March Madness, continued

And so we continue our prompted haiku journey through adversity that can bring out a “community’s culture and creativity” in response, hopefully “spiced with humor.” I confess to struggling somewhat with the humor — but may have succeeded once. At any rate, here’s the latest week’s offerings for your enjoyment. All feedback welcome.

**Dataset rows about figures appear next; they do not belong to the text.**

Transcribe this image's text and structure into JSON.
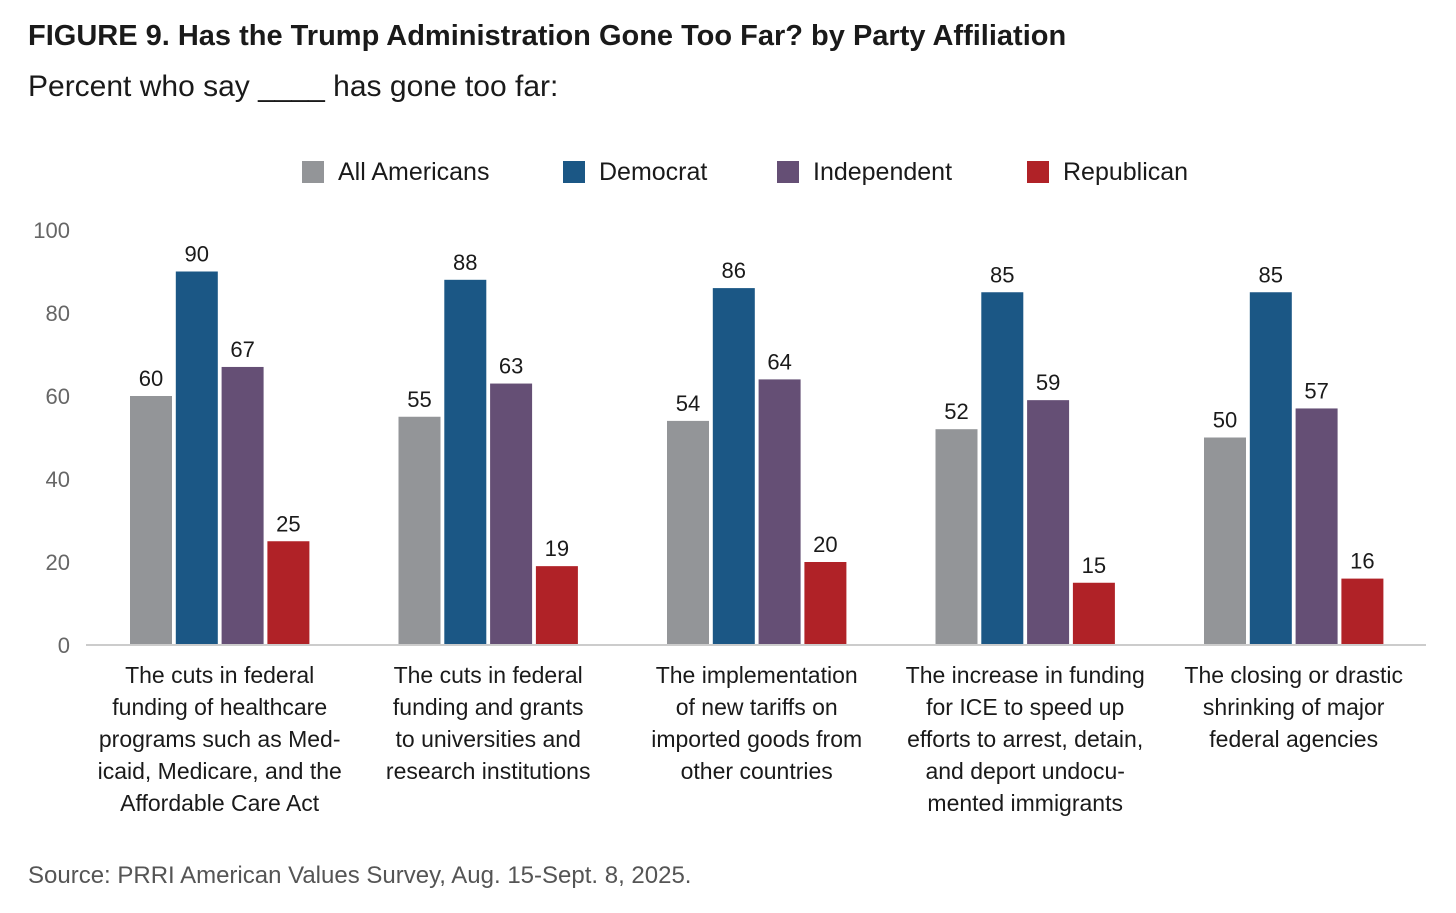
{
  "title": "FIGURE 9.  Has the Trump Administration Gone Too Far? by Party Affiliation",
  "subtitle": "Percent who say ____ has gone too far:",
  "source": "Source: PRRI American Values Survey, Aug. 15-Sept. 8, 2025.",
  "chart_data": {
    "type": "bar",
    "title": "FIGURE 9.  Has the Trump Administration Gone Too Far? by Party Affiliation",
    "subtitle": "Percent who say ____ has gone too far:",
    "xlabel": "",
    "ylabel": "",
    "ylim": [
      0,
      100
    ],
    "yticks": [
      0,
      20,
      40,
      60,
      80,
      100
    ],
    "grid": false,
    "legend_position": "top-center",
    "categories": [
      [
        "The cuts in federal",
        "funding of healthcare",
        "programs such as Med-",
        "icaid, Medicare, and the",
        "Affordable Care Act"
      ],
      [
        "The cuts in federal",
        "funding and grants",
        "to universities and",
        "research institutions"
      ],
      [
        "The implementation",
        "of new tariffs on",
        "imported goods from",
        "other countries"
      ],
      [
        "The increase in funding",
        "for ICE to speed up",
        "efforts to arrest, detain,",
        "and deport undocu-",
        "mented immigrants"
      ],
      [
        "The closing or drastic",
        "shrinking of major",
        "federal agencies"
      ]
    ],
    "series": [
      {
        "name": "All Americans",
        "color": "#939598",
        "values": [
          60,
          55,
          54,
          52,
          50
        ]
      },
      {
        "name": "Democrat",
        "color": "#1b5785",
        "values": [
          90,
          88,
          86,
          85,
          85
        ]
      },
      {
        "name": "Independent",
        "color": "#654f75",
        "values": [
          67,
          63,
          64,
          59,
          57
        ]
      },
      {
        "name": "Republican",
        "color": "#b02227",
        "values": [
          25,
          19,
          20,
          15,
          16
        ]
      }
    ],
    "axis_color": "#cccccc",
    "tick_label_color": "#666666"
  }
}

Prompt: swapping stories — honey bees circle/snow blossoms/we swap tall tales
Prompt: tsunami — color spots/in a gloomy yard/this worn trowel
Prompt: aftershock — it passed my lips/right to my hips/next gen angst
Prompt: volunteers — helping hands/concerned community/lines bleak nests
Prompt: broken crockery — this treasure/bound by glue/my peppermint dreams

March Madness

One of the lovely things about the NaHaiWriMo Facebook group is that the prompts continue year ’round rather than just in February. This month’s prompter has asked us to consider challenging events — in this case, earthquakes — and how adversity can “stimulate community spirit and inspire culture and creativity.”

March 1: fault line

fault line/buried dreams/find daylight

March 2: earth shaking

standing firm/on sacred ground/fractivists unite

March 3: power cut

east wind darkens

the Columbia gorge~

candlelit windows

March 4: meeting the neighbors

through frosted glass/i see my neighbor’s faces/stolen moments

March 5: emergency kit

Ziplock bags/filled with hope/school tradition

March 6: evacuation

lost time chasing/childhood dreams/gold sunrise

March 7: a new crack

below the rumble/each crack exposes new strength/golden repair

This February’s National Haiku Writing Month has been chock-full of fun prompts. Today’s was Lucy in the Sky with Diamonds, which created both the expected earworm and encouraged a little wander into the Pacific Northwest’s edible winter fungi, and then from there to the fascinating world of psilocybin mushrooms, otherwise known as “magic mushrooms.” So, today’s response led to a bit of Senryū fun in haiga form. I took this picture while hiking the Bob Bammert Grove in January and have been waiting for the perfect moment to play with it — found!

Reader Warning! Get educated first before harvesting or sampling wild mushrooms.